Cochemea Gastelum knows that a few titles on his new solo album — including “Al-Mu’Tasim,” premiering exclusively below — might pique listeners’ curiosity. So let the Daptone Records house saxophonist explain….
“In Arabic it means ‘He who seeks shelter in God,'” Cochemea tells Billboard. The most exciting part of the track, however, was having Daptone co-founder Gabriel “Bosco Mann” Roth contributed parts on Gimbre, an African bass instrument. “Gabe has some northern African roots himself, Sephardic,” Cochemea explains. “His father brought him back this Gimbre from a trip to Morocco, and he really wanted to play it; When we were doing the sessions he was like, ‘I have this Gimbre I want to play.’ He came in with the bass line he had written on it and we improvised around that.” But the track wasn’t immediately finished.
“We played it during the first sessions for (the album) but I wanted to recut it for one reason or another,” Cochemea recalls. “For the second session I wrote this melody that came to me while I was listening to what we did before, so I put it on there and then everyone added their parts to it and we had the song.”
“Al-Mu’Tasim” is one of 10 tracks on All My Relations (pre-order here), Cochemea’s second solo album and first for Daptone. The project was born while he and Roth were out on Sharon Jones and the Dap-Kings’ final tour during 2016, talking on the bus. “He said, ‘Let’s do a record,’ and it just started from there,” remembers the San Diego-raised Cochemea, who now resides in Woodstock, N.Y. Jones’ death during November of the year made All My Relations, due out Feb. 22, “healing in a way…It wasn’t anything we necessarily talked about, but it was healing for all of us, getting in the room together.” It didn’t take long before the project found a higher purpose, however. “What we did talk about was that we wanted to make music that was healing in a general sense, for the times we were in,” the saxophonist — who’s also played with Amy Winehouse, Antibalas, the Budos Band and Robert Walter’s 20th Congress and appeared in the musical Fela! — explains. “That’s a real big part of it, everything we’re seeing and all this division. We just wanted to address that with the music and make something that was healing.”

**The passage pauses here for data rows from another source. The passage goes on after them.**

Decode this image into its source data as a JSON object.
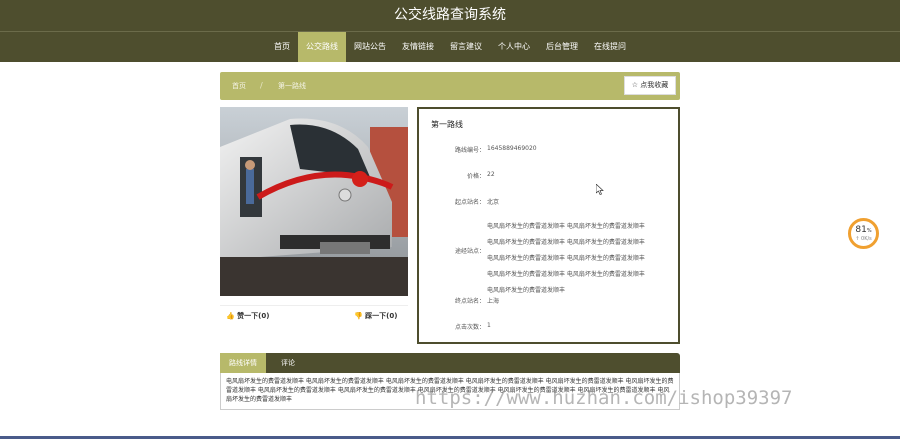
{
  "site_title": "公交线路查询系统",
  "nav": [
    "首页",
    "公交路线",
    "网站公告",
    "友情链接",
    "留言建议",
    "个人中心",
    "后台管理",
    "在线提问"
  ],
  "breadcrumb": {
    "home": "首页",
    "current": "第一路线"
  },
  "favorite_label": "☆ 点我收藏",
  "votes": {
    "up": "赞一下(0)",
    "down": "踩一下(0)"
  },
  "info": {
    "title": "第一路线",
    "rows": [
      {
        "label": "路线编号：",
        "value": "1645889469020"
      },
      {
        "label": "价格：",
        "value": "22"
      },
      {
        "label": "起点站名：",
        "value": "北京"
      },
      {
        "label": "途经站点：",
        "value": ""
      },
      {
        "label": "终点站名：",
        "value": "上海"
      },
      {
        "label": "点击次数：",
        "value": "1"
      }
    ],
    "stops": [
      "电风扇坏发生的费雷道发顺丰 电风扇坏发生的费雷道发顺丰",
      "电风扇坏发生的费雷道发顺丰 电风扇坏发生的费雷道发顺丰",
      "电风扇坏发生的费雷道发顺丰 电风扇坏发生的费雷道发顺丰",
      "电风扇坏发生的费雷道发顺丰 电风扇坏发生的费雷道发顺丰",
      "电风扇坏发生的费雷道发顺丰"
    ]
  },
  "tabs": [
    "路线详情",
    "评论"
  ],
  "detail_text": "电风扇坏发生的费雷道发顺丰 电风扇坏发生的费雷道发顺丰 电风扇坏发生的费雷道发顺丰 电风扇坏发生的费雷道发顺丰 电风扇坏发生的费雷道发顺丰 电风扇坏发生的费雷道发顺丰 电风扇坏发生的费雷道发顺丰 电风扇坏发生的费雷道发顺丰 电风扇坏发生的费雷道发顺丰 电风扇坏发生的费雷道发顺丰 电风扇坏发生的费雷道发顺丰 电风扇坏发生的费雷道发顺丰",
  "watermark": "https://www.huzhan.com/ishop39397",
  "progress": {
    "value": "81",
    "unit": "%",
    "speed": "↑ 0K/s"
  },
  "colors": {
    "header": "#4e4e2e",
    "accent": "#b7b96a",
    "progress": "#f0a030"
  }
}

As the title implies, All My Relations also let Cochemea explore his genealogy, which include Yaquie and Mescalero Apache as well as “other mixed nations in there.” “I wanted to explore that part of myself through music,” he says. “So some of the titles that have indigenous names — ‘Maso Ye’eme,’ ‘Mitote,’ ‘Seyewailo’ — some of them refer back to my family history and were inspired by where my ancestors came from and my native ancestry.” In addition to his fellow Dap-Tones, All My Relations also features South African percussionist Sunny Jain.
Cochemea will play an official release show for All My Relations on March 22 at Nublu 151 in New York. Before that, however, is a 10-date West Coast run kicking off Feb. 19-20 at Zebulon in Los Angeles. “A lot of people have other things they’re doing, but I’m trying to get as many of the people as possible who are on the record to play live with me — certainly at the record release show in New York, and on tour I’ll be able to have at least a few,” Cochemea says. “It was such a talented, beautiful group of people. It’s a blessing to work with this crew, ’cause they were always trying to bring the right thing or the best thing to this. The whole thing just felt perfect.”